Guinée : Mutilations génitales féminines  : Un tabou qui change de visage.

Guinée : Mutilations génitales féminines  : Un tabou qui change de visage.

La Guinée est le deuxième pays au monde qui pratique l’excision. 97% des filles et femmes dont l’âge varie entre 15 et 49 ans ont subi la mutilation génitale féminine selon les données de la dernière enquête démographie de Santé en 2016.  Ce fléau qui a des répercussions graves sur la santé physique et psychologie chez la femme se passe aujourd’hui en cachette.

Selon l’UNICEF, près de 200 millions de filles et de femmes sont excisées dans le monde. En Guinée, suite aux multiples répressions, le phénomène de l’excision prend une autre tournure. Les communautés ne font parfois plus de cérémonies traditionnelles. Les méthodes rituelles ont changé dans certaines régions où les exciseuses sont très discrètes pour éviter d’être sanctionnées.

A.D, étudiante de 21 ans a subi l’excision de type clitoridienne à l’âge de 5 ans. Elle témoigne le traumatisme qu’elle a vécu ce jour et les séquelles actuelles : « Le jour de mon excision, c’est mon cousin qui m’as pris avec ma petite sœur ; Il nous a envoyées dans une maison où il n’y avait que des vieilles.  On m’a pris avec force et elles ont fait ce qu’elles devaient faire. J’ai pleuré et j’ai crié parce que ça faisait mal. Je me rappelle bien c’était des couteaux, il y avait des lames et ciseaux qu’elles ont utilisées. Quand on est reparti à la maison c’était difficile pour nous d’uriner. Tout était difficile.  Aujourd’hui, je ressens des douleurs quand la période arrive (les menstrues, Ndlr) jusqu’à la fin de mes règles.  Cette pratique est nuisible aussi aux besoins sexuels.  Je refuserais que mon enfant soit mutilé.», a raconté A.D sous l’anonymat.

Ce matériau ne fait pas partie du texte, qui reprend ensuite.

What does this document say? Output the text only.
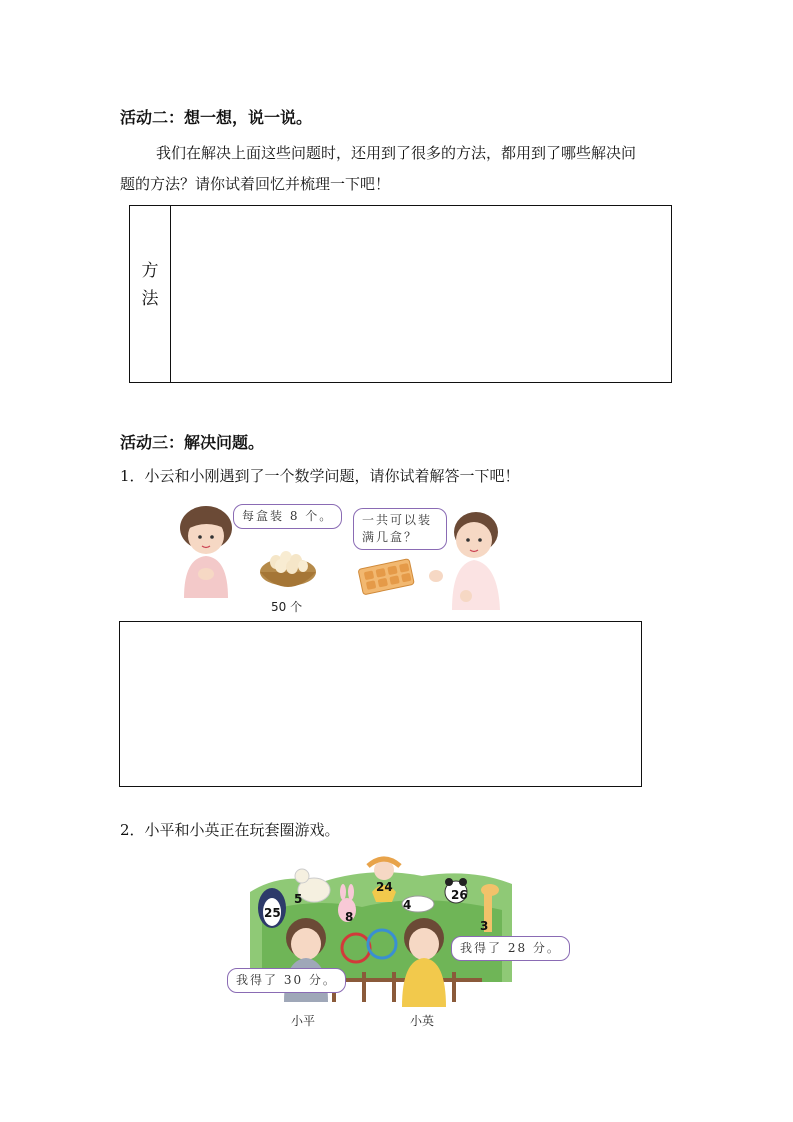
活动二：想一想，说一说。
我们在解决上面这些问题时，还用到了很多的方法，都用到了哪些解决问
题的方法？请你试着回忆并梳理一下吧！
方
法
活动三：解决问题。
1．小云和小刚遇到了一个数学问题，请你试着解答一下吧！
每盒装 8 个。	一共可以装
满几盒？
50 个
2．小平和小英正在玩套圈游戏。
25
5
8
24
4
26
3
我得了 30 分。
我得了 28 分。
小平	小英
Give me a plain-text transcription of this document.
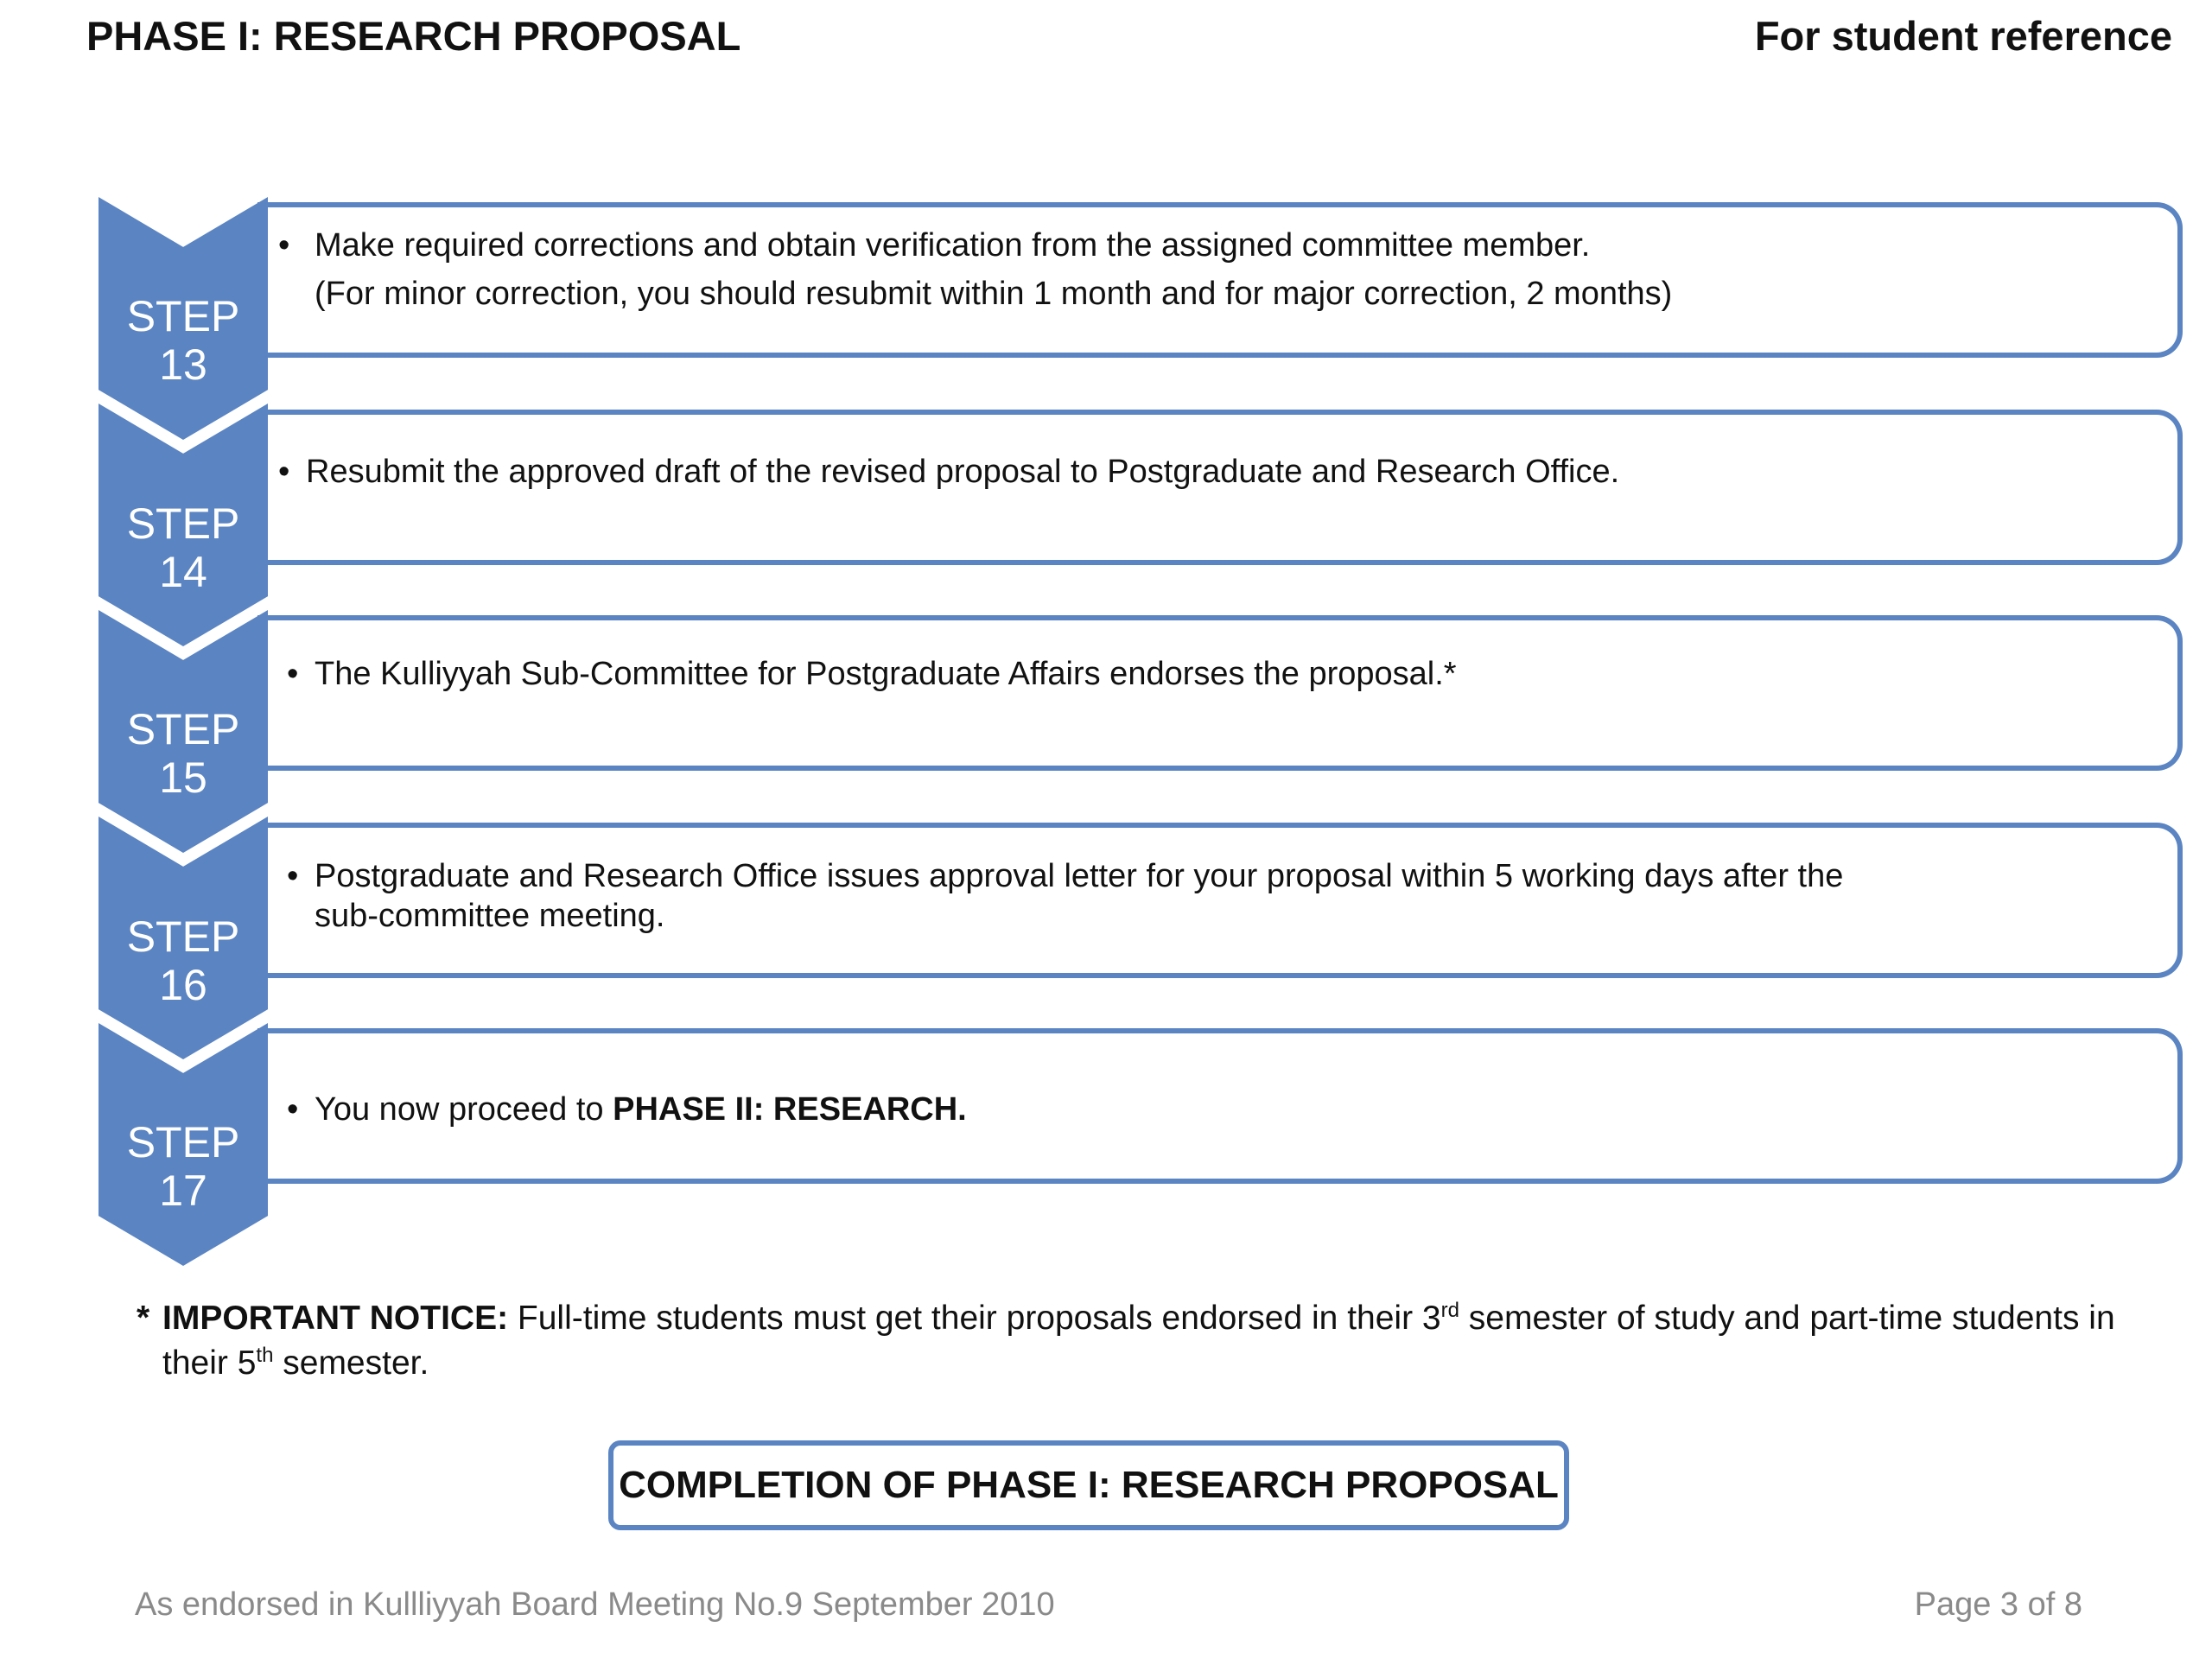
PHASE I: RESEARCH PROPOSAL	For student reference
STEP 13
• Make required corrections and obtain verification from the assigned committee member.
(For minor correction, you should resubmit within 1 month and for major correction, 2 months)
STEP 14
• Resubmit the approved draft of the revised proposal to Postgraduate and Research Office.
STEP 15
• The Kulliyyah Sub-Committee for Postgraduate Affairs endorses the proposal.*
STEP 16
• Postgraduate and Research Office issues approval letter for your proposal within 5 working days after the
sub-committee meeting.
STEP 17
• You now proceed to PHASE II: RESEARCH.
* IMPORTANT NOTICE: Full-time students must get their proposals endorsed in their 3rd semester of study and part-time students in their 5th semester.
COMPLETION OF PHASE I: RESEARCH PROPOSAL
As endorsed in Kullliyyah Board Meeting No.9 September 2010	Page 3 of 8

L’excision a de nombreuses conséquences chez la femme, explique un spécialiste de la santé.  Selon lui, l’excision peut entrainer la mort, des complications lors de l’accouchement ; elle peut aussi occasionner des fistules obstétricales.

« La petite fille qui subit l’excision peut saigner. Ces saignements peuvent entraîner un état de choc. Elle peut mourir par l’hémorragie et elle a des douleurs intenses parce qu’on le fait sans anesthésie. Ceux qui font l’excision ne savent pas comment s’y prendre avec une hémorragie, ça peut parfois finir par le décès de la personne. A court terme la personne peut avoir une infection sur la zone mutilée. A long terme, quand elle va commencer à entretenir son mari, elle va avoir mal. (…). Il y a aussi des conséquences obstétricales. Si elles tombent enceintes, elles peuvent saigner, avoir des déchirures entrainant des fistules », explique Dr Chérif Boubacar, médecin à la maternité dans une clinique privée.

Sur le plan psychologie, l’excision peut être à l’origine d’un manque de désire sexuel chez la femme, explique le médecin : « Ce sont des complications psychiques, la femme excisée a des douleurs et souvent elle a des réticences. Deuxièmement, les organes génitaux qu’on enlève, le clitoris est un organe érectile, la femme peut ne pas être sur le plan psychique satisfaite de sa vie conjugale. Dans sa tête, elle peut se dire qu’elle a subi quelque chose qui est en train d’impacter sa vie parce qu’elle s’attend toujours à des  complications lors de l’accouchement surtout si c’est le type 3 qui est l’infibulation qui tourne au tour de 6% à 10% en Guinée. », précise-t-il,  tout en  regrettant l’implication  du personnel médical  dans l’opération de la mutilation génitale féminine.